Our democracy has grown tired and middle aged. It lacks the heady optimism of a century ago, and is under assault from populists unhappy with a system that doesn’t serve the people as well as it once did. The rise of conspiracy theories—facilitated by the internet—and the resurgence of nationalism have disturbed the equilibrium of once stable western nations. In countries where democracy has more shallow roots, such as Turkey and Hungary, authoritarians are looking to the Chinese model of pragmatic elitism rather than to the unruly, dysfunctional west.
David Runciman’s analysis might seem pessimistic but, unlike thinkers such as Jason Brennan or Dambisa Moyo who argue the better-educated should be favoured in the voting system, he hasn’t lost faith in the electorate. The solution, says Runciman, is not more elite rule but a more responsive democracy, particularly when it comes to economics. “Voters need a sense that the future will be materially better
than the past if they are to resist the appeal of politicians who tell them that the present is the fault of someone else.” He also isn’t tempted by the siren call of nationalism, rightly pointing out that democracy cannot turn into what de Tocqueville called the “tyranny of the majority.”

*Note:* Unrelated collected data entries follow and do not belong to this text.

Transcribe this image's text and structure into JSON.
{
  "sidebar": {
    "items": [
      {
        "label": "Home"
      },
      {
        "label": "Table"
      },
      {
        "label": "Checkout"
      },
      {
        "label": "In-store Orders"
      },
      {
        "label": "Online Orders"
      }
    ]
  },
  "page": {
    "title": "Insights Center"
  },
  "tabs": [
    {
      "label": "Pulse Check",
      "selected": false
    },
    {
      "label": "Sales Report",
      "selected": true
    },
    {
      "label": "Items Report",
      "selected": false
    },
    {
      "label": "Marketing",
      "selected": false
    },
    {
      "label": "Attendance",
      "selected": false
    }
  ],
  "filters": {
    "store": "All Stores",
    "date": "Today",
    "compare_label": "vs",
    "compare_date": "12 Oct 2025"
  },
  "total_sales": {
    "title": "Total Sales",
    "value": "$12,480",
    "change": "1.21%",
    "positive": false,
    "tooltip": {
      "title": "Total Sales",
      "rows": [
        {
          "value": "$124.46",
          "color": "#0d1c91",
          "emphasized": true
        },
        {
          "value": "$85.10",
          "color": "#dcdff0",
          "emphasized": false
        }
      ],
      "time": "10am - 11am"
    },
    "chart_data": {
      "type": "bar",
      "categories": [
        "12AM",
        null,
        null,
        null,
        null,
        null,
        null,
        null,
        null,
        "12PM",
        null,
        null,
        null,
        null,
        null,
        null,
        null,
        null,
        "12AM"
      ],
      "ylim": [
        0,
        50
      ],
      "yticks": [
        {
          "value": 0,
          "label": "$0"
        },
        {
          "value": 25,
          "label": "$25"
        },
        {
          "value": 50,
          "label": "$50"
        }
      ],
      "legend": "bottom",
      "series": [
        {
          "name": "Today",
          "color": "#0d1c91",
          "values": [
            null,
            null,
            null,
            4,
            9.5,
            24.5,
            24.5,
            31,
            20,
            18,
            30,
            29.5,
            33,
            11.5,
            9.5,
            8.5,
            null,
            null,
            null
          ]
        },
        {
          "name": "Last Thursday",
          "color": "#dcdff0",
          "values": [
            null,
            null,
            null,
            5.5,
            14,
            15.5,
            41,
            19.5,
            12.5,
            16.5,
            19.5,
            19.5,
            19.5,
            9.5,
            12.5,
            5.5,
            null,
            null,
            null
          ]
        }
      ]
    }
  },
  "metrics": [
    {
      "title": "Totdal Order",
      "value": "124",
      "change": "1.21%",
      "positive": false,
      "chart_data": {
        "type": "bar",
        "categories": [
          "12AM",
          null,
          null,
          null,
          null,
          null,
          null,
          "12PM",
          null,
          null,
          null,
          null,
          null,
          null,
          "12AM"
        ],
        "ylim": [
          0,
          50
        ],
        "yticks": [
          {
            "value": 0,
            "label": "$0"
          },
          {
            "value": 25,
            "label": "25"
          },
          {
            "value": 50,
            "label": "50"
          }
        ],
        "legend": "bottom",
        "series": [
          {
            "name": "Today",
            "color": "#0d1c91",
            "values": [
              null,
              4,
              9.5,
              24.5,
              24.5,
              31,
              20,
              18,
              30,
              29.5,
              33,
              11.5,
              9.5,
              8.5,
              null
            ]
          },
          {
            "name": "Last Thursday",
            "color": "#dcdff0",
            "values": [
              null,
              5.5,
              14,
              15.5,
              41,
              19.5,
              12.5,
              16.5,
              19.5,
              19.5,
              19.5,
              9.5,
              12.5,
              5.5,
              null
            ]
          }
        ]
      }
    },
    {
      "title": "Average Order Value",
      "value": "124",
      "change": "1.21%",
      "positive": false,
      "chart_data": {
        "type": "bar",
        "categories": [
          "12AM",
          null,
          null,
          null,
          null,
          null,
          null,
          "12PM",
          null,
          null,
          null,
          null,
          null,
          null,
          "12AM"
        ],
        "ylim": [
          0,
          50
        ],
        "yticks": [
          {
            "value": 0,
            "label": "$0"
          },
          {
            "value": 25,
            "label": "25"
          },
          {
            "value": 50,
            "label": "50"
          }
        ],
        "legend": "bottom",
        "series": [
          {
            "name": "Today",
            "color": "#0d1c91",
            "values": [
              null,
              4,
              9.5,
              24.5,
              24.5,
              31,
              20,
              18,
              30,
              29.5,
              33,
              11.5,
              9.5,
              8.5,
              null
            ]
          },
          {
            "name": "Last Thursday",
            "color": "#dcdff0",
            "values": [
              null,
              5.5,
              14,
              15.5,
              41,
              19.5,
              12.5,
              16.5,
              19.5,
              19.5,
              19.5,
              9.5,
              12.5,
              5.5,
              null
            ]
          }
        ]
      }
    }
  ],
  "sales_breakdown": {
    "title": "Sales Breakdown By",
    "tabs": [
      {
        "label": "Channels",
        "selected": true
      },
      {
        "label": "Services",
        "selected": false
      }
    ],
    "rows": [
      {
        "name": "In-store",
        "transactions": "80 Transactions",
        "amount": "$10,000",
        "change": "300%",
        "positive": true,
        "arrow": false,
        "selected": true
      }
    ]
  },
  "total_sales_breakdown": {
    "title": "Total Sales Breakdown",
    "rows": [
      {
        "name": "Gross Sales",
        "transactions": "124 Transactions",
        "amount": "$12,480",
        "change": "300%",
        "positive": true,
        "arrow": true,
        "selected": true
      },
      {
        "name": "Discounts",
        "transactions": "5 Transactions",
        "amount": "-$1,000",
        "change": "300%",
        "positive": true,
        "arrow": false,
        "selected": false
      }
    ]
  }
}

Runciman, the host of the successful Talking Politics podcast, is worried about the way the internet is affecting the way we make decisions and form group identities. As he writes, “We keep checking our phones to find out what’s new, so long as what’s new chimes with what we would like to be true.” The worry is not only secretive organisations like Cambridge Analytica, but the utopian belief that technology will solve everything. Where does that leave the personal dignity or economic safeguards that democracy has traditionally defended? As such, Runciman ends with a provocative thought: “Mark Zuckerberg [is] a bigger threat to American democracy than Donald Trump.”